Most of these changes have involved conferences in the Football Bowl Subdivision (FBS) of Division I. All 10 FBS conferences that existed at the start of the realignment cycle have seen or will see changes in their core membership.
The Associated Press named conference realignment, and in particular the collapse of the Pac-12 Conference, as the 2023 story of the year in U.S. sports. The Pac-12 Conference lost ten of its twelve members ahead of the 2024–25 academic year, leading to lawsuits and to ad hoc arrangements for its remaining two members until newly invited members could join in 2026.
The Division I Football Championship Subdivision (FCS) also saw significant changes, most notably the beginning of football sponsorship by the Atlantic Sun Conference (ASUN); the return of football by the Western Athletic Conference (WAC), which previously sponsored football at the FBS level until the end of the 2012 season; and two football-only conference mergers, one involving the ASUN and WAC and the other involving the Big South Conference and Ohio Valley Conference (OVC). A third FCS change was the creation of a formal relationship between the Missouri Valley Football Conference and two non-football leagues, the Missouri Valley Conference (MVC) and Summit League.
Other sports saw significant change:
- In men's ice hockey, the Central Collegiate Hockey Association (CCHA) was reestablished by seven members of the men's Western Collegiate Hockey Association (WCHA), which led to the WCHA disbanding its men's league and becoming a women-only conference. Also, the men-only Atlantic Hockey Association and the women-only College Hockey America announced they would merge into a single conference, later unveiled as Atlantic Hockey America, after the 2023–24 season.
- In men's soccer, the Sun Belt Conference reinstated the sport, ultimately leading to both Conference USA (CUSA) and the Mid-American Conference dropping the sport, and the OVC also added the sport.

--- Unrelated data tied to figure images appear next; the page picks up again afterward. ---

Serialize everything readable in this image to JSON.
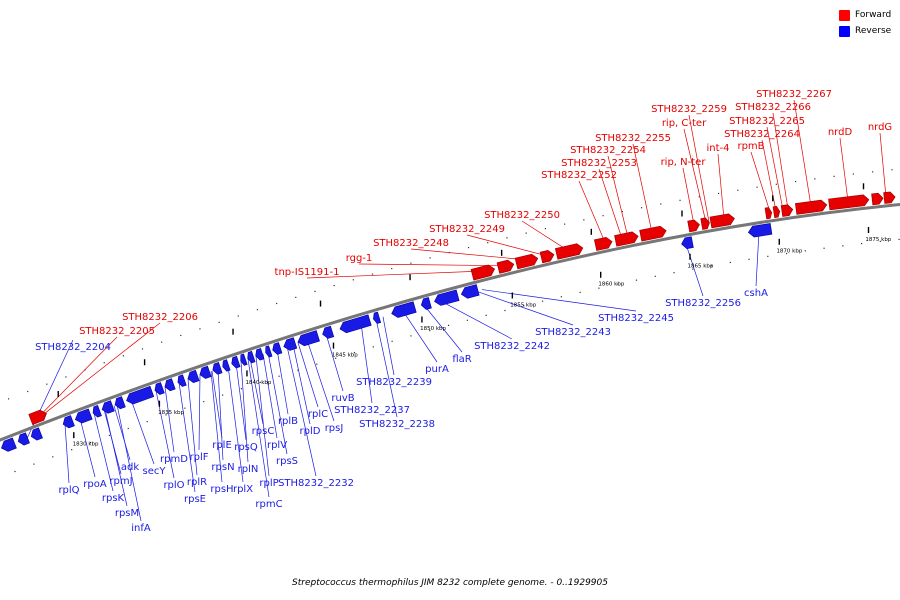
{
  "legend": [
    {
      "label": "Forward",
      "color": "#ff0000"
    },
    {
      "label": "Reverse",
      "color": "#0000ff"
    }
  ],
  "caption": "Streptococcus thermophilus JIM 8232 complete genome. - 0..1929905",
  "colors": {
    "forward": "#e60000",
    "reverse": "#1a1ae6",
    "backbone": "#777777"
  },
  "ticks": [
    {
      "label": "1830 kbp",
      "kbp": 1830
    },
    {
      "label": "1835 kbp",
      "kbp": 1835
    },
    {
      "label": "1840 kbp",
      "kbp": 1840
    },
    {
      "label": "1845 kbp",
      "kbp": 1845
    },
    {
      "label": "1850 kbp",
      "kbp": 1850
    },
    {
      "label": "1855 kbp",
      "kbp": 1855
    },
    {
      "label": "1860 kbp",
      "kbp": 1860
    },
    {
      "label": "1865 kbp",
      "kbp": 1865
    },
    {
      "label": "1870 kbp",
      "kbp": 1870
    },
    {
      "label": "1875 kbp",
      "kbp": 1875
    }
  ],
  "forward_genes": [
    {
      "label": "STH8232_2206"
    },
    {
      "label": "STH8232_2205"
    },
    {
      "label": "tnp-IS1191-1"
    },
    {
      "label": "rgg-1"
    },
    {
      "label": "STH8232_2248"
    },
    {
      "label": "STH8232_2249"
    },
    {
      "label": "STH8232_2250"
    },
    {
      "label": "STH8232_2252"
    },
    {
      "label": "STH8232_2253"
    },
    {
      "label": "STH8232_2254"
    },
    {
      "label": "STH8232_2255"
    },
    {
      "label": "rip, N-ter"
    },
    {
      "label": "rip, C-ter"
    },
    {
      "label": "STH8232_2259"
    },
    {
      "label": "int-4"
    },
    {
      "label": "rpmB"
    },
    {
      "label": "STH8232_2264"
    },
    {
      "label": "STH8232_2265"
    },
    {
      "label": "STH8232_2266"
    },
    {
      "label": "STH8232_2267"
    },
    {
      "label": "nrdD"
    },
    {
      "label": "nrdG"
    }
  ],
  "reverse_genes": [
    {
      "label": "STH8232_2204"
    },
    {
      "label": "rplQ"
    },
    {
      "label": "rpoA"
    },
    {
      "label": "rpsK"
    },
    {
      "label": "rpmJ"
    },
    {
      "label": "rpsM"
    },
    {
      "label": "adk"
    },
    {
      "label": "infA"
    },
    {
      "label": "secY"
    },
    {
      "label": "rplO"
    },
    {
      "label": "rpmD"
    },
    {
      "label": "rpsE"
    },
    {
      "label": "rplR"
    },
    {
      "label": "rplF"
    },
    {
      "label": "rpsH"
    },
    {
      "label": "rplE"
    },
    {
      "label": "rpsN"
    },
    {
      "label": "rplX"
    },
    {
      "label": "rpsQ"
    },
    {
      "label": "rplN"
    },
    {
      "label": "rpmC"
    },
    {
      "label": "rpsC"
    },
    {
      "label": "rplP"
    },
    {
      "label": "rplV"
    },
    {
      "label": "rpsS"
    },
    {
      "label": "rplB"
    },
    {
      "label": "STH8232_2232"
    },
    {
      "label": "rplD"
    },
    {
      "label": "rplC"
    },
    {
      "label": "rpsJ"
    },
    {
      "label": "ruvB"
    },
    {
      "label": "STH8232_2237"
    },
    {
      "label": "STH8232_2238"
    },
    {
      "label": "STH8232_2239"
    },
    {
      "label": "purA"
    },
    {
      "label": "flaR"
    },
    {
      "label": "STH8232_2242"
    },
    {
      "label": "STH8232_2243"
    },
    {
      "label": "STH8232_2245"
    },
    {
      "label": "STH8232_2256"
    },
    {
      "label": "cshA"
    }
  ]
}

- The Atlantic 10 Conference launched a men's lacrosse league, leading to the Northeast Conference (NEC) and the Southern Conference dropping the sport. However, the NEC later reinstated men's lacrosse in 2024–25.
- The NEC became the second D-I all-sports conference to sponsor men's volleyball.
- The West Coast Conference and the Big West Conference added men's water polo, which led to the demise of the men's side of the water polo-only Golden Coast Conference.
- In men's wrestling, the Ivy League announced it would hold its own conference championship meet starting in 2024–25, ending a century-long de facto relationship with the Eastern Intercollegiate Wrestling Association.
- The Mountain West Conference began sponsoring women's gymnastics, leading to the demise of the single-sport Mountain Rim Gymnastics Conference.
- Several all-sports conferences underwent single-sport mergers or transfers of sponsorship:
- The OVC merged its men's tennis league into the Horizon League.
- The Mid-Eastern Athletic Conference merged its baseball league into the NEC.
- The Southland Bowling League was absorbed by CUSA.
- The ASUN added men's and women's swimming & diving, effectively taking over the aquatics side of the Coastal Collegiate Sports Association (CCSA) and leaving the latter a beach volleyball-only conference.
- Sponsorship of men's swimming & diving transferred from the Mid-American Conference to the MVC.
- The CCSA would itself disband completely after the spring 2025 season, with its final beach volleyball members joining the Mountain Pacific Sports Federation for that sport.